Spratling Michael W
Division of Engineering, King's College, London, UK.
IEEE Trans Pattern Anal Mach Intell. 2005 May;27(5):753-61. doi: 10.1109/TPAMI.2005.105.
In order to perform object recognition, it is necessary to form perceptual representations that are sufficiently specific to distinguish between objects, but that are also sufficiently flexible to generalize across changes in location, rotation, and scale. A standard method for learning perceptual representations that are invariant to viewpoint is to form temporal associations across image sequences showing object transformations. However, this method requires that individual stimuli be presented in isolation and is therefore unlikely to succeed in real-world applications where multiple objects can co-occur in the visual input.

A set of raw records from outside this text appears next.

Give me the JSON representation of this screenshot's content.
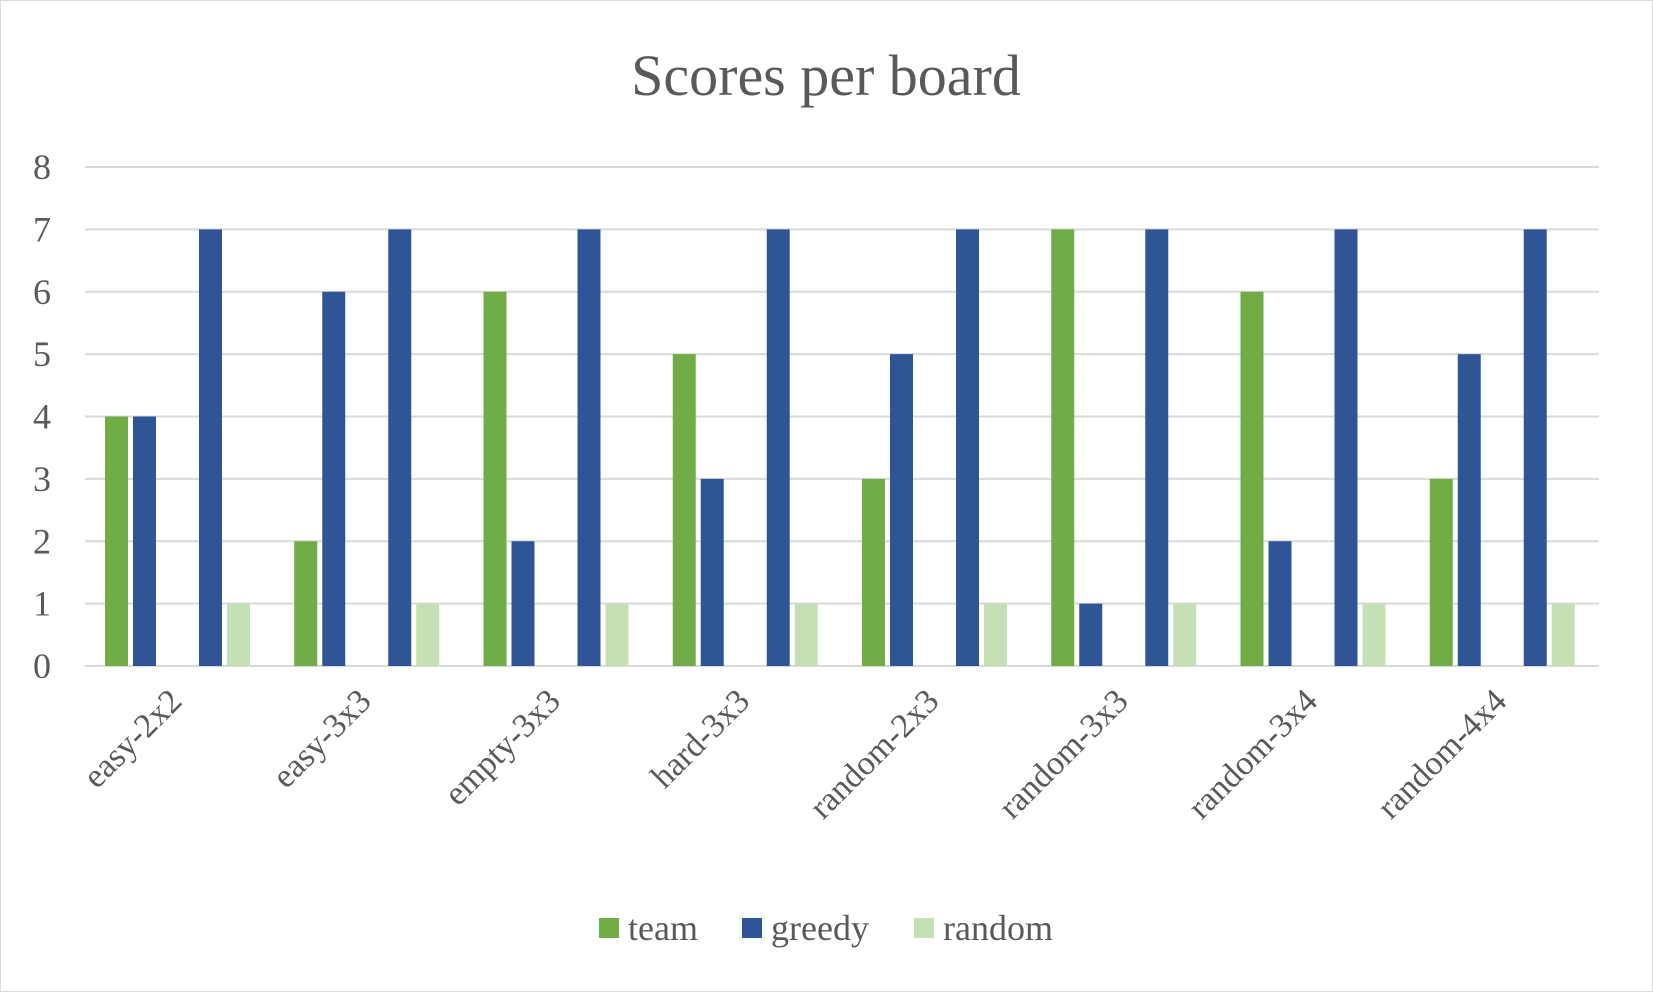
{
  "chart_data": {
    "type": "bar",
    "title": "Scores per board",
    "xlabel": "",
    "ylabel": "",
    "ylim": [
      0,
      8
    ],
    "yticks": [
      0,
      1,
      2,
      3,
      4,
      5,
      6,
      7,
      8
    ],
    "grid": true,
    "legend_position": "bottom",
    "categories": [
      "easy-2x2",
      "easy-3x3",
      "empty-3x3",
      "hard-3x3",
      "random-2x3",
      "random-3x3",
      "random-3x4",
      "random-4x4"
    ],
    "series": [
      {
        "name": "team",
        "color": "#70ad47",
        "values": [
          4,
          2,
          6,
          5,
          3,
          7,
          6,
          3
        ]
      },
      {
        "name": "greedy",
        "color": "#2f5597",
        "values": [
          4,
          6,
          2,
          3,
          5,
          1,
          2,
          5
        ],
        "extra_values": [
          7,
          7,
          7,
          7,
          7,
          7,
          7,
          7
        ]
      },
      {
        "name": "random",
        "color": "#c5e0b4",
        "values": [
          1,
          1,
          1,
          1,
          1,
          1,
          1,
          1
        ]
      }
    ]
  }
}
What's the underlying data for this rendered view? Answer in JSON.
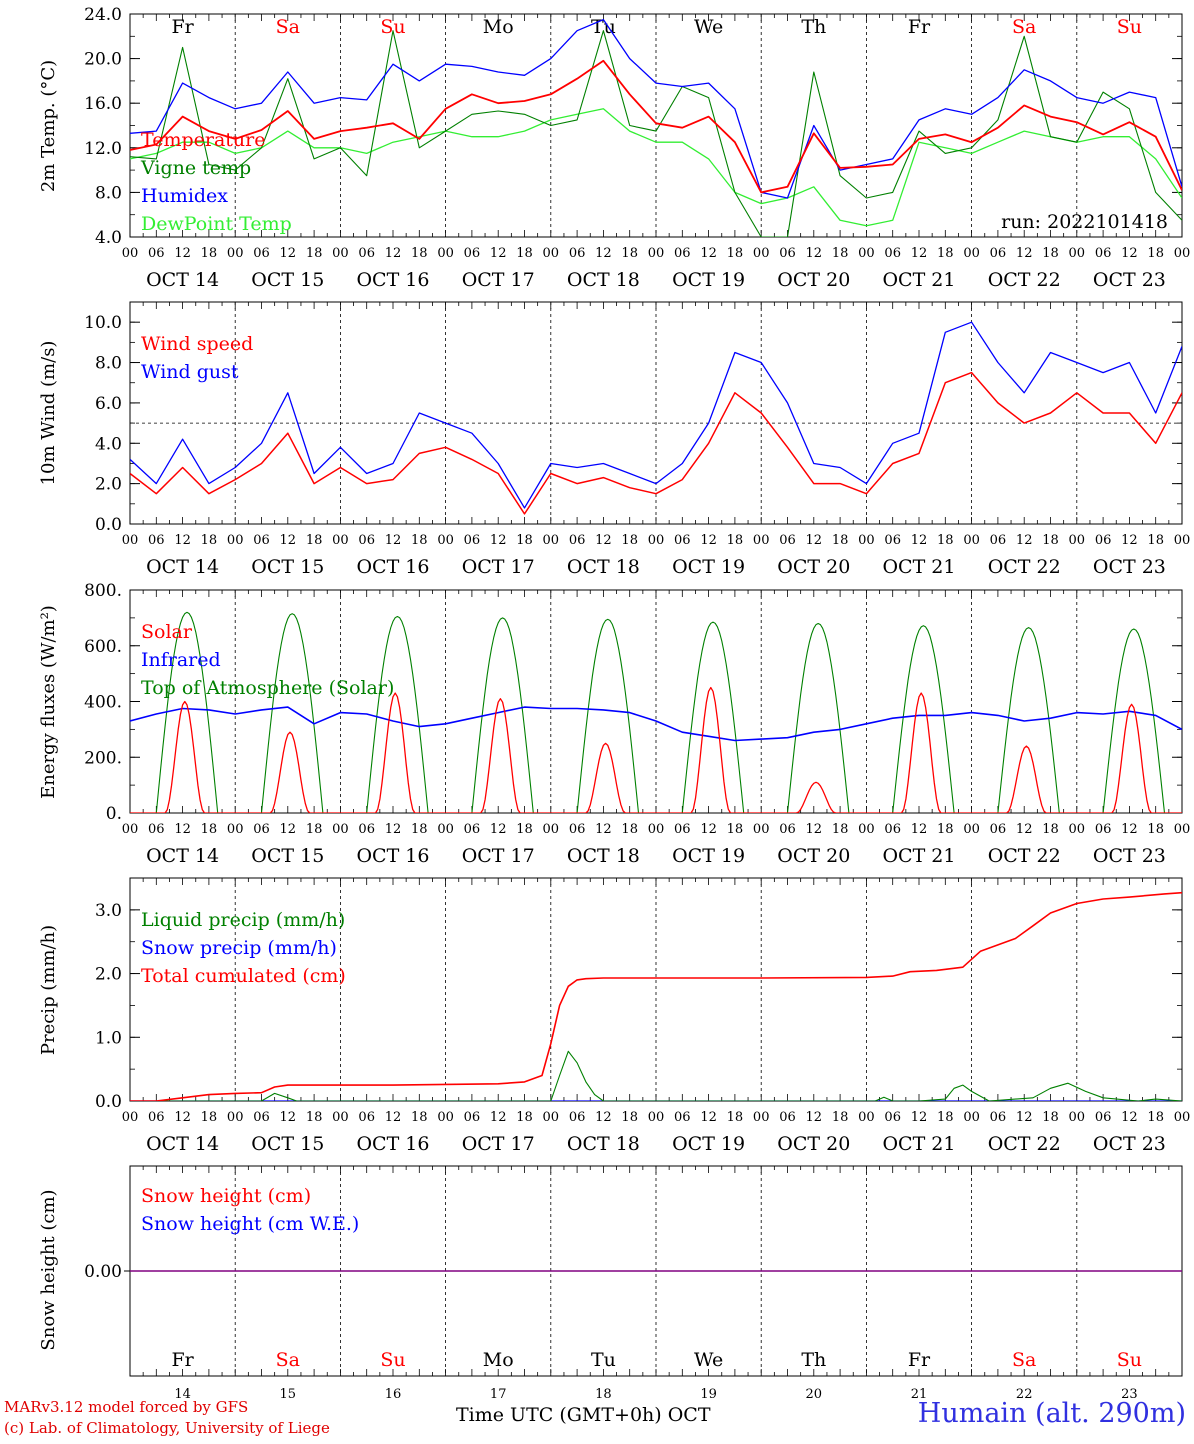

This paper proposes a simple modification to the learning method that can overcome this limitation and results in more robust learning of invariant representations.
为了执行目标识别,有必要形成足够具体以区分不同目标,但同时也足够灵活以在位置、旋转和比例变化中进行泛化的感知表征。学习对视角不变的感知表征的一种标准方法是在显示目标变换的图像序列中形成时间关联。然而,这种方法要求单个刺激单独呈现,因此在视觉输入中可能同时出现多个目标的现实世界应用中不太可能成功。本文提出了一种对学习方法的简单修改,它可以克服这一限制,并导致对不变表征进行更稳健的学习。